The karstification of the dolomite and limestone structures began during the Precambrian dating to about 2.7 Ga. They were formed by weathering and erosion of the underlying rocks by percolating rainwater, and further shaped by tectonic processes. In the 2000s, there were requests from the people of the region to declare Yana as a heritage site and a protected area under the Biodiversity Preservation Act 2002. The site was declared as National Geological Monument by the Geological Survey of India in 2026.

==Mythology and religion==
As per local lore, the site is associated with the story of Bhasmasura. Bhasmasura was an asura, who after great penance, obtained a power from Shiva, that turned to ashes anybody on whose head he placed his hand. However, the evil minded asura tried to rest the effectiveness of the boon on Shiva himself, and Shiva hid himself in the rocks at Yana to escape from him. Vishnu took the form of Mohini and enticed Bhasmasura with her beauty. Infatuated by Mohini, he agreed to a dance competition with her. During the dance competition, seduced by Mohini, Bhasmasura unknowingly kept his hand on his own head, and was turned into ashes. As per legend, the intense heat generated by this act resulted blackened these limestone rocks. Locals believe that the loose black soil located around the site as remnants of the ashes of Bhasmasura.
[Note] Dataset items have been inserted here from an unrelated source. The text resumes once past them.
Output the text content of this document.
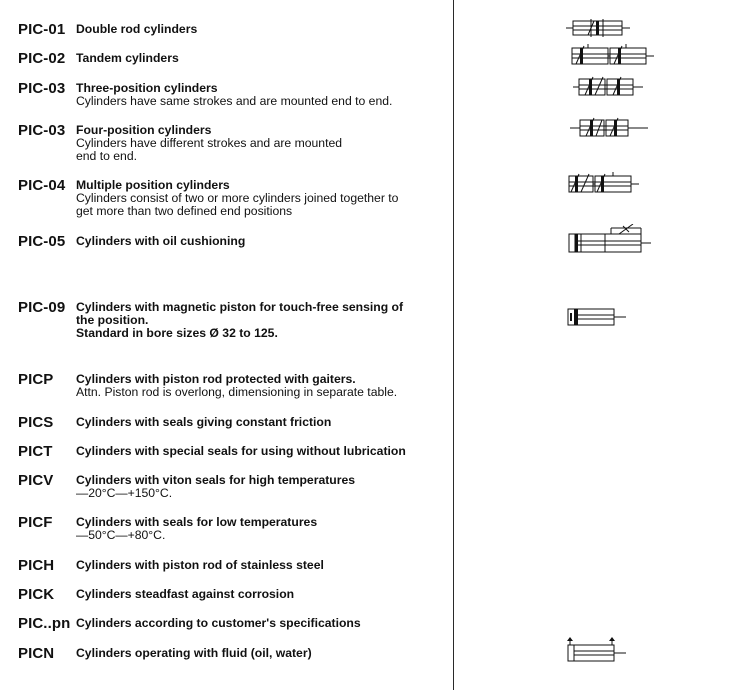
PIC-01 Double rod cylinders
PIC-02 Tandem cylinders
PIC-03 Three-position cylinders
Cylinders have same strokes and are mounted end to end.
PIC-03 Four-position cylinders
Cylinders have different strokes and are mounted
end to end.
PIC-04 Multiple position cylinders
Cylinders consist of two or more cylinders joined together to
get more than two defined end positions
PIC-05 Cylinders with oil cushioning
PIC-09 Cylinders with magnetic piston for touch-free sensing of
the position.
Standard in bore sizes Ø 32 to 125.
PICP Cylinders with piston rod protected with gaiters.
Attn. Piston rod is overlong, dimensioning in separate table.
PICS Cylinders with seals giving constant friction
PICT Cylinders with special seals for using without lubrication
PICV Cylinders with viton seals for high temperatures
—20°C—+150°C.
PICF Cylinders with seals for low temperatures
—50°C—+80°C.
PICH Cylinders with piston rod of stainless steel
PICK Cylinders steadfast against corrosion
PIC..pn Cylinders according to customer's specifications
PICN Cylinders operating with fluid (oil, water)
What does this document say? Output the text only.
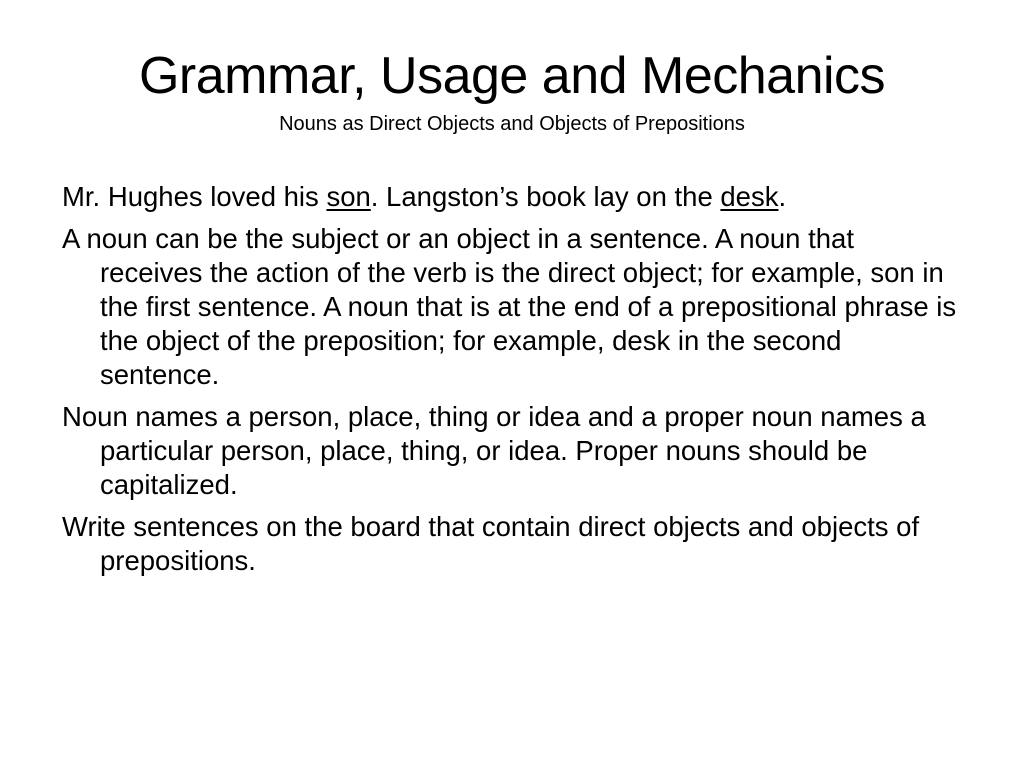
Grammar, Usage and Mechanics
Nouns as Direct Objects and Objects of Prepositions

Mr. Hughes loved his son. Langston’s book lay on the desk.

A noun can be the subject or an object in a sentence. A noun that receives the action of the verb is the direct object; for example, son in the first sentence. A noun that is at the end of a prepositional phrase is the object of the preposition; for example, desk in the second sentence.

Noun names a person, place, thing or idea and a proper noun names a particular person, place, thing, or idea. Proper nouns should be capitalized.

Write sentences on the board that contain direct objects and objects of prepositions.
There is a temple dedicated to Bhaireveshwara, a form of Shiva below the Bhairaveshwara Shikhara. The idol is considered to be a Swayambhu ("self-manifested") with water dripping on top of it from the roof. There is a linga, and bronze statues of Ganga and Chandika in nearby caves. The linga is a natural form created by the stalactites and stalagmites in limestone formations. During Maha Shivaratri, annual festivities are held here for 10 days.

==Demographics==
As per the 2011 Census of India, Yana had a population of 495 inhabitants of which 256 were males and 239 were females. About 58 (11.7%) of the population was under the age of six years. The literacy rate of Yana was 88.3%, higher than the average of the state (75.4%). Male literacy rate was 93% while female literacy was 83.1%. Yana is a village panchayat and is headed by a panchayat president.

==Transportation==
Yana can be accessed by a 17 km mud road from Kathagala, located on the highway connecting Kumta and Sirsi. It can also be reached on foot from Sundholle, located 3 km away. A single bus operated by the state government runs between Kumta and Yana. The nearest railhead is located at Kumta and the nearest airport is the Hubli Airport.